Slide 10 - Tekstslide

Een bakker bakt nooit oliebollen, behalve op oudjaarsdag. Geef aan welk onderdeel van de marketingmix deze bakker toepast met de oliebollen 
marketingmix
Combinatie van de 5 marketinginstrumenten: product, plaats, prijs, promotie en personeel.
Antwoord
Het gaat om de oliebollen, dus product

Slide 11 - Tekstslide

Het gaat goed met jouw sportschool, je maakt veel winst. Een deel van je winst gebruik je voor je levensonderhoud.
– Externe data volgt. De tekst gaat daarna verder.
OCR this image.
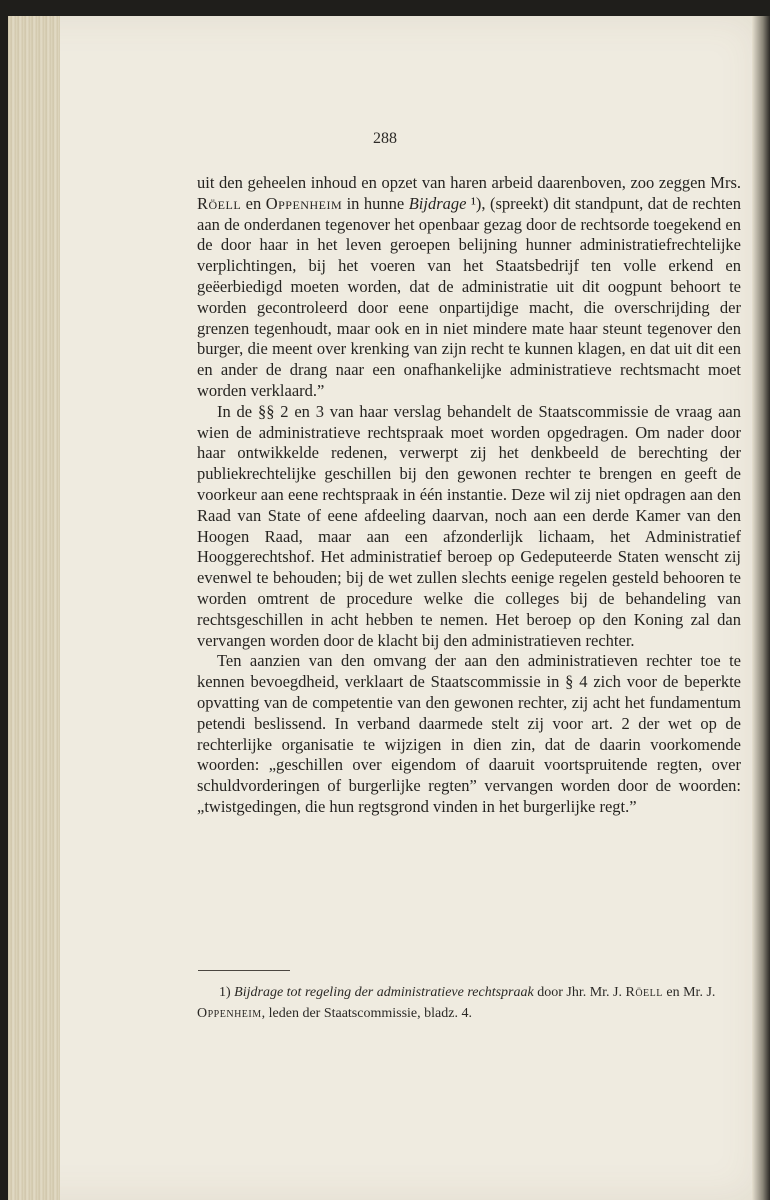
288

uit den geheelen inhoud en opzet van haren arbeid daarenboven, zoo zeggen Mrs. Röell en Oppenheim in hunne Bijdrage ¹), (spreekt) dit standpunt, dat de rechten aan de onderdanen tegenover het openbaar gezag door de rechtsorde toegekend en de door haar in het leven geroepen belijning hunner administratiefrechtelijke verplichtingen, bij het voeren van het Staatsbedrijf ten volle erkend en geëerbiedigd moeten worden, dat de administratie uit dit oogpunt behoort te worden gecontroleerd door eene onpartijdige macht, die overschrijding der grenzen tegenhoudt, maar ook en in niet mindere mate haar steunt tegenover den burger, die meent over krenking van zijn recht te kunnen klagen, en dat uit dit een en ander de drang naar een onafhankelijke administratieve rechtsmacht moet worden verklaard.”

In de §§ 2 en 3 van haar verslag behandelt de Staatscommissie de vraag aan wien de administratieve rechtspraak moet worden opgedragen. Om nader door haar ontwikkelde redenen, verwerpt zij het denkbeeld de berechting der publiekrechtelijke geschillen bij den gewonen rechter te brengen en geeft de voorkeur aan eene rechtspraak in één instantie. Deze wil zij niet opdragen aan den Raad van State of eene afdeeling daarvan, noch aan een derde Kamer van den Hoogen Raad, maar aan een afzonderlijk lichaam, het Administratief Hooggerechtshof. Het administratief beroep op Gedeputeerde Staten wenscht zij evenwel te behouden; bij de wet zullen slechts eenige regelen gesteld behooren te worden omtrent de procedure welke die colleges bij de behandeling van rechtsgeschillen in acht hebben te nemen. Het beroep op den Koning zal dan vervangen worden door de klacht bij den administratieven rechter.

Ten aanzien van den omvang der aan den administratieven rechter toe te kennen bevoegdheid, verklaart de Staatscommissie in § 4 zich voor de beperkte opvatting van de competentie van den gewonen rechter, zij acht het fundamentum petendi beslissend. In verband daarmede stelt zij voor art. 2 der wet op de rechterlijke organisatie te wijzigen in dien zin, dat de daarin voorkomende woorden: „geschillen over eigendom of daaruit voortspruitende regten, over schuldvorderingen of burgerlijke regten” vervangen worden door de woorden: „twistgedingen, die hun regtsgrond vinden in het burgerlijke regt.”

1) Bijdrage tot regeling der administratieve rechtspraak door Jhr. Mr. J. Röell en Mr. J. Oppenheim, leden der Staatscommissie, bladz. 4.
Waarvoor heb je de nettowinst nog meer nodig: 
  1. voor de promotie van de sportschool
  2. voor het betalen van de lonen
  3. voor het opvangen van een jaar met verlies
Nettowinst
Omzet - inkoopwaarde = brutowinst
Brutowinst - overige kosten = nettowinst
Antwoord
Van de nettowinst zijn alle kosten (zoals reclame en loon) al afgehaald, je gebruikt de nettowinst dus voor het opvangen van een jaar met verlies! Eventueel als reserve voor slechtere tijden.

Slide 12 - Tekstslide

Als iets eerst €221,- kost en vervolgens €219,99 dan is er sprake van:
  1. psychologische prijspolitiek
  2. penetratie prijspolitiek
  3. afroom prijspolitiek
prijspolitiek
Psychologisch: €3,99 lijkt veel goedkoper dan €4,-
Penetratie: eerst met veel korting verkopen, zorgen voor groot marktaandeel.
Afroom: eerst duur verkopen, later goedkoper.